A federal judge who recently ruled in favor of FFRF’s challenge of the clergy housing privilege ordered the suspension of the IRS regulation governing the giveaway (pending appeal).
“This is a decision ultimately affecting all clergy and retired clergy nationwide who’ve received this unconstitutional tax privilege,” notes FFRF Co-President Dan Barker, one of the plaintiffs.
In the same order, U.S. District Judge Barbara B. Crabb then immediately stayed her injunction pending an expected appeal. If Crabb’s decision is upheld, her order mandates that her injunction will become effective 180 days after the appeal process is completed in order to allow an orderly transition.
Crabb had on Oct. 6 declared unconstitutional a provision in the tax code that excludes from gross income a housing allowance paid to a “minister of the gospel.” But she held off on final action until FFRF, the federal government and religious intervenors each had a chance to weigh in on the remedy.
One option included an injunction requiring the IRS to extend the benefits to the plaintiffs, including Barker and FFRF Co-President Annie Laurie Gaylor, who were designated a housing allowance by FFRF they were not allowed to claim. Another option was to nullify the entire statute, which both FFRF and the federal government endorsed — and that is the option Crabb ultimately chose. Barker and Gaylor, who, as atheistic heads of a nonreligious group, are similarly situated to members of clergy, charged that the statute is discriminatory and violates the Establishment Clause of the First Amendment barring governmental preference for religion.
The housing allowance was passed in 1954 to reward “ministers of the gospel” for carrying on “a courageous fight against [a godless and anti-religious world movement].” The statute allows housing allowances paid as part of clergy salary to be subtracted outright from taxable income. Clergy may exempt up to the fair market rental value of their home. The housing allowance may pay not just rent or mortgage, but also for such things as home improvements, maintenance, repairs, dishwashers, cable TV, phone fees and bank fees.
The congressional Joint Committee on Taxation has reported that the exemption amounts to more than $700 million a year in lost revenue. The Religion News Service calculated that the allowance increases the take-home pay of some pastors by up to 10 percent. Christianity Today found that 84 percent of senior pastors receive a housing allowance of $20,000 to $38,000 in added (but not reported) compensation to their base salary. A growing subset of highly paid ministers who live in multimillion dollar mansions are able to exclude hundreds of thousands of dollars from income taxation.

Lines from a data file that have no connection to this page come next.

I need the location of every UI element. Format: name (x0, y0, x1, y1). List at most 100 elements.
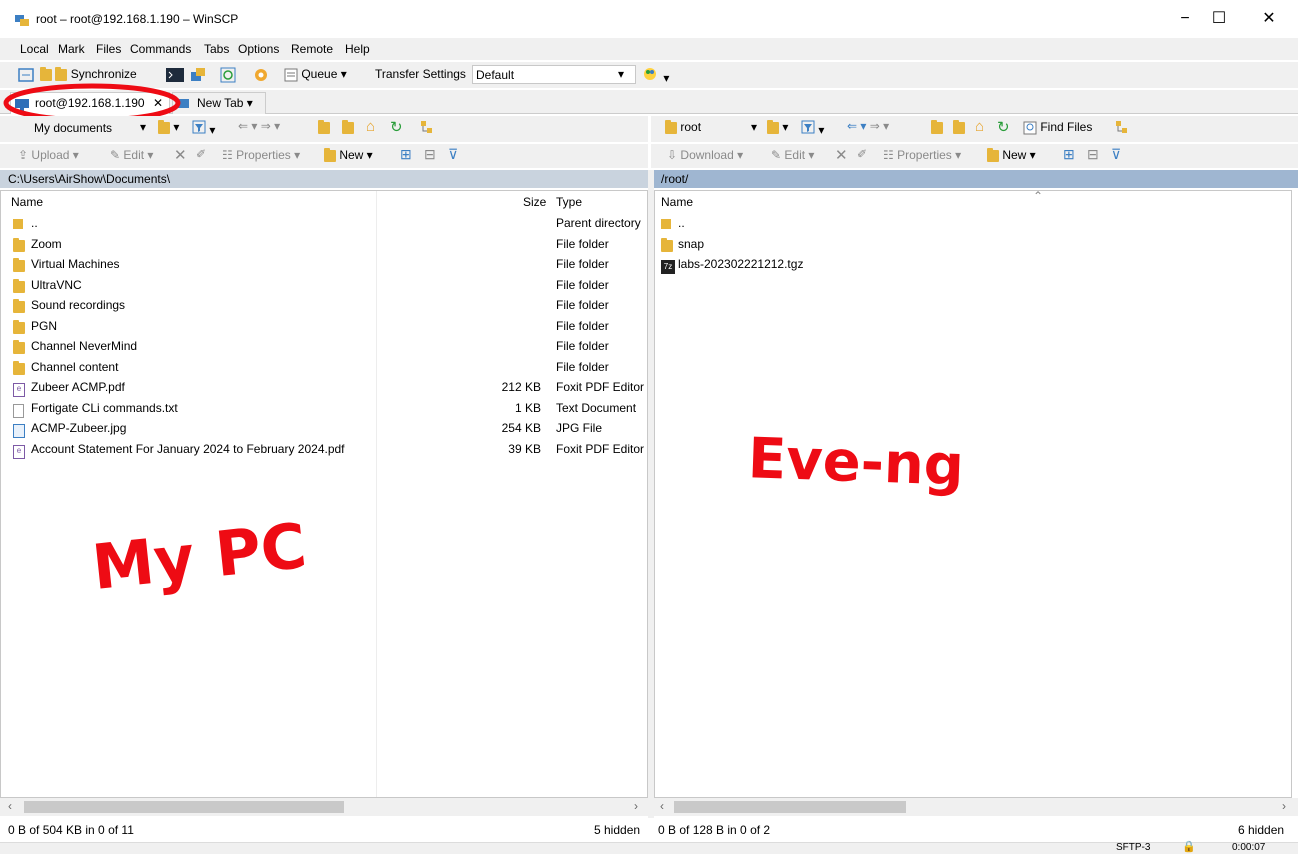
tree-view-icon[interactable] (420, 120, 434, 137)
file-name: labs-202302221212.tgz (678, 257, 804, 271)
column-header-name[interactable]: Name (11, 195, 43, 209)
select-minus-icon[interactable]: ⊟ (1087, 146, 1099, 163)
new-button[interactable]: New ▾ (324, 147, 373, 162)
upload-icon: ⇪ (18, 148, 29, 162)
scroll-right-icon[interactable]: › (634, 799, 638, 813)
back-arrow-icon[interactable]: ⇐ ▾ ⇒ ▾ (847, 119, 889, 133)
menu-tabs[interactable]: Tabs (204, 42, 229, 56)
scroll-thumb[interactable] (674, 801, 906, 813)
scroll-right-icon[interactable]: › (1282, 799, 1286, 813)
table-row[interactable]: 7z labs-202302221212.tgz (655, 254, 1291, 274)
table-row[interactable]: e Account Statement For January 2024 to F… (1, 439, 647, 459)
chevron-down-icon[interactable]: ▾ (140, 120, 146, 134)
panel-splitter[interactable] (648, 170, 654, 818)
right-panel-toolbar: root ▾ ▾ ▾ ⇐ ▾ ⇒ ▾ ⌂ ↻ Find Files (651, 116, 1298, 142)
putty-icon[interactable] (190, 67, 206, 86)
table-row[interactable]: UltraVNC File folder (1, 275, 647, 295)
column-header-type[interactable]: Type (556, 195, 582, 209)
select-all-icon[interactable]: ⊽ (448, 146, 458, 163)
table-row[interactable]: ACMP-Zubeer.jpg 254 KB JPG File (1, 418, 647, 438)
remote-hidden-count[interactable]: 6 hidden (1238, 823, 1284, 837)
column-header-name[interactable]: Name (661, 195, 693, 209)
menu-options[interactable]: Options (238, 42, 279, 56)
local-horizontal-scrollbar[interactable]: ‹ › (0, 798, 648, 816)
select-plus-icon[interactable]: ⊞ (400, 146, 412, 163)
scroll-thumb[interactable] (24, 801, 344, 813)
table-row[interactable]: .. Parent directory (1, 213, 647, 233)
remote-horizontal-scrollbar[interactable]: ‹ › (654, 798, 1298, 816)
local-file-list[interactable]: Name Size Type .. Parent directory Zoom Fil… (0, 190, 648, 798)
open-folder-icon[interactable]: ▾ (767, 119, 788, 134)
menu-commands[interactable]: Commands (130, 42, 191, 56)
text-file-icon (13, 403, 24, 418)
select-plus-icon[interactable]: ⊞ (1063, 146, 1075, 163)
parent-folder-icon[interactable] (318, 119, 330, 134)
synchronize-button[interactable]: Synchronize (40, 66, 137, 81)
file-size: 1 KB (514, 400, 541, 415)
file-type: Foxit PDF Editor (556, 441, 645, 456)
back-arrow-icon[interactable]: ⇐ ▾ ⇒ ▾ (238, 119, 280, 133)
remote-file-list[interactable]: Name ⌃ .. snap 7z labs-202302221212.tgz (654, 190, 1292, 798)
table-row[interactable]: Virtual Machines File folder (1, 254, 647, 274)
transfer-settings-select[interactable]: Default ▾ (472, 65, 636, 84)
root-folder-icon[interactable] (342, 119, 354, 134)
table-row[interactable]: Channel NeverMind File folder (1, 336, 647, 356)
chevron-down-icon[interactable]: ▾ (751, 120, 757, 134)
column-header-size[interactable]: Size (523, 195, 546, 209)
open-folder-icon[interactable]: ▾ (158, 119, 179, 134)
tree-view-icon[interactable] (1115, 120, 1129, 137)
edit-icon: ✎ (771, 148, 782, 162)
scroll-left-icon[interactable]: ‹ (8, 799, 12, 813)
edit-button[interactable]: ✎ Edit ▾ (110, 148, 153, 162)
menu-remote[interactable]: Remote (291, 42, 333, 56)
find-files-button[interactable]: Find Files (1023, 120, 1092, 135)
table-row[interactable]: Sound recordings File folder (1, 295, 647, 315)
menu-files[interactable]: Files (96, 42, 121, 56)
select-minus-icon[interactable]: ⊟ (424, 146, 436, 163)
home-icon[interactable]: ⌂ (975, 118, 984, 135)
download-button[interactable]: ⇩ Download ▾ (667, 148, 743, 162)
left-actions-toolbar: ⇪ Upload ▾ ✎ Edit ▾ ✕ ✐ ☷ Properties ▾ N… (0, 144, 648, 168)
table-row[interactable]: .. (655, 213, 1291, 233)
table-row[interactable]: Channel content File folder (1, 357, 647, 377)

In 2013, Judge Crabb first ruled in FFRF’s favor in its original challenge. Crabb’s original finding sent “shockwaves through the religious community,” according to the Evangelical Council for Financial Accountability, which bitterly fought the ruling, along with just about every religious denomination in the country. In November 2014, the 7th U.S. Circuit Court of Appeals threw out that victory — not on the merits, but on the question of standing — arguing that Barker and Gaylor hadn’t yet sought a refund of their housing allowance from the IRS. Accordingly, they sought the refund and when denied, went back to court.
Sued are Steve Mnuchin, U.S. secretary of the treasury, and John Koskinen, IRS commissioner at the time. The case also had religious intervenors as defendants.
A third plaintiff is Ian Gaylor, representing the estate of FFRF President Emerita Anne Nicol Gaylor, whose retirement was paid in part as a housing allowance she was not allowed to claim.